A club decides to sell T-shirts for $15 as a fundraiser. It costs $20 plus $9 per T-shirt to make the T-shirts. Write and solve an equation to find how many T-shirts the club needs to make and sell in order to profit at least $150.
Let \( x \) represent the number of T-shirts the club needs to make and sell.
The revenue from selling the T-shirts would be the price per T-shirt (\$15) multiplied by the number of T-shirts (\(x\)):
Revenue = $15\(x\)
The cost of making the T-shirts includes a fixed cost of $20 plus $9 per T-shirt. So, the total cost can be expressed as:
Cost = $20 + $9\(x\)
To make a profit at least $150, the revenue needs to be at least $150 more than the cost.
Therefore, the equation to solve is:
\$15\(x\) \(\geq\) \$20 + $9\(x\) + $150
Simplifying the equation:
$15\(x\) - $9\(x\) \(\geq\) $170
$6\(x\) \(\geq\) $170
Next, divide both sides of the equation by $6 to solve for \(x\):
\(x\) \(\geq\) $170 / $6
\(x\) \(\geq\) 28.33
Since the number of T-shirts must be a whole number, the club needs to make and sell at least 29 T-shirts in order to profit at least $150.
To solve this problem, let's break it down step by step:
1. Let's first determine the total cost of making a T-shirt. We know that it costs $20 plus $9 per T-shirt. Therefore, the cost per T-shirt can be represented as $20 + $9 = $29.

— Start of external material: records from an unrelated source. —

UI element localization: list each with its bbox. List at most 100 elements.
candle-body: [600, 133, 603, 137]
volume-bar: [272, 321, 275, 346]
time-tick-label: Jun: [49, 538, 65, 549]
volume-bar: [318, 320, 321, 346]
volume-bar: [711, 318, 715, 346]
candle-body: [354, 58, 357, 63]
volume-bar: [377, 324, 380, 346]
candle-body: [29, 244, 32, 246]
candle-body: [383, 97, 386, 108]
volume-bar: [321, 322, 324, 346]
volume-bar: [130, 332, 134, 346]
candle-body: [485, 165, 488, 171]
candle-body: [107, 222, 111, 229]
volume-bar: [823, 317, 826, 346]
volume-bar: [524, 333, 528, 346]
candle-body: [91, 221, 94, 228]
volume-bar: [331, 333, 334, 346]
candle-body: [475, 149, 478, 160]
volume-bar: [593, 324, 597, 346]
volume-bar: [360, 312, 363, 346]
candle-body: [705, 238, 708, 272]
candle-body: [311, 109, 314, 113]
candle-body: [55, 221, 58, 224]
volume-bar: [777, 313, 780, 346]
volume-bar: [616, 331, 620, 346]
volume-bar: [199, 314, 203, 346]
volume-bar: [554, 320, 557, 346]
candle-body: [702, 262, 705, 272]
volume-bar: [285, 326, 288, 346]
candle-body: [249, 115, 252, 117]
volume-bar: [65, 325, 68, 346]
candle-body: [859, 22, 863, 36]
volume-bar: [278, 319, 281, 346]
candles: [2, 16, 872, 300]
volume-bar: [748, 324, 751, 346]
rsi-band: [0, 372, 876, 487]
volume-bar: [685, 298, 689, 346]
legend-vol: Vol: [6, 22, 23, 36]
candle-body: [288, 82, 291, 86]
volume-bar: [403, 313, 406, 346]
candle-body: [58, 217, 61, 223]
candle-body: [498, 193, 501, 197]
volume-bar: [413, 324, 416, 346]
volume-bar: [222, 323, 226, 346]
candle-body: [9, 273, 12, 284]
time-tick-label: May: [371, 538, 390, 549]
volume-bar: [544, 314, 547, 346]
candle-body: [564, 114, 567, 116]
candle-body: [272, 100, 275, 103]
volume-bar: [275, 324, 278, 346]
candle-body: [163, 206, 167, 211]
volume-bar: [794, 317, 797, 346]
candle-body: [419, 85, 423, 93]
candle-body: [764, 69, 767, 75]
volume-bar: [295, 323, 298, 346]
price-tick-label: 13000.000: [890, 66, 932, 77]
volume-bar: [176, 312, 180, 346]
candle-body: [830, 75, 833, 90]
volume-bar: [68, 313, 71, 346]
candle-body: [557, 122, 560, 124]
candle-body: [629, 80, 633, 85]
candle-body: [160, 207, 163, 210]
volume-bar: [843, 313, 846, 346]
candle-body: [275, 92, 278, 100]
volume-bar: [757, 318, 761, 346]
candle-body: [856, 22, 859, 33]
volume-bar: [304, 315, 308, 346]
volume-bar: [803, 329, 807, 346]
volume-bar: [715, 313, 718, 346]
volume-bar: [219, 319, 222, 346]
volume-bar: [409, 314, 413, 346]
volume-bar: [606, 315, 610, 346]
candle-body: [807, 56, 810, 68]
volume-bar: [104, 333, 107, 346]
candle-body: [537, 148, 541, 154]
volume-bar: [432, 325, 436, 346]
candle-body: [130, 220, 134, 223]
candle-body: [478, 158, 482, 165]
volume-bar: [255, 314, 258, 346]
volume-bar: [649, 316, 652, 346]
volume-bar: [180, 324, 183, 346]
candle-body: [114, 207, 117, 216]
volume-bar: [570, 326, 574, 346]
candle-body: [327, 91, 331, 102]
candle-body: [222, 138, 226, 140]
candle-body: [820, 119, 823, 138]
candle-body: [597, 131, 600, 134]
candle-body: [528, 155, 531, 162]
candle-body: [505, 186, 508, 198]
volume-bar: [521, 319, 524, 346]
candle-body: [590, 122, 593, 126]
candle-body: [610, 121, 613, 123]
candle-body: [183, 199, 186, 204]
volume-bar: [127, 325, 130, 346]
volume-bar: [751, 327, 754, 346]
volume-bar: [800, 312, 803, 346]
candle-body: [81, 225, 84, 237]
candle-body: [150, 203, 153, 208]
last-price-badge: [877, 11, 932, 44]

2. Next, we need to determine the profit per T-shirt. Since each T-shirt is being sold for $15, the profit per T-shirt can be calculated as the selling price minus the cost price: $15 - $29 = -$14.
3. We want to find the number of T-shirts the club needs to sell in order to profit at least $150. If we assume that x represents the number of T-shirts, we can express this condition as:
Profit from x T-shirts ≥ $150
To write the equation, we need to multiply the profit per T-shirt by the number of T-shirts sold (x):
-14x ≥ 150
4. To solve for x, we need to isolate x. We can do this by dividing both sides of the inequality by -14. However, whenever we divide or multiply both sides of an inequality by a negative number, we need to flip the inequality sign:
x ≤ 150 / -14
Simplifying this expression, we get:
x ≤ -10.71
5. However, since we cannot have a negative number of T-shirts, the club cannot sell a negative fraction of a T-shirt. Therefore, we need to round down the value of x to the nearest whole number:
x ≤ -10
The club needs to make and sell at least 11 T-shirts in order to profit at least $150.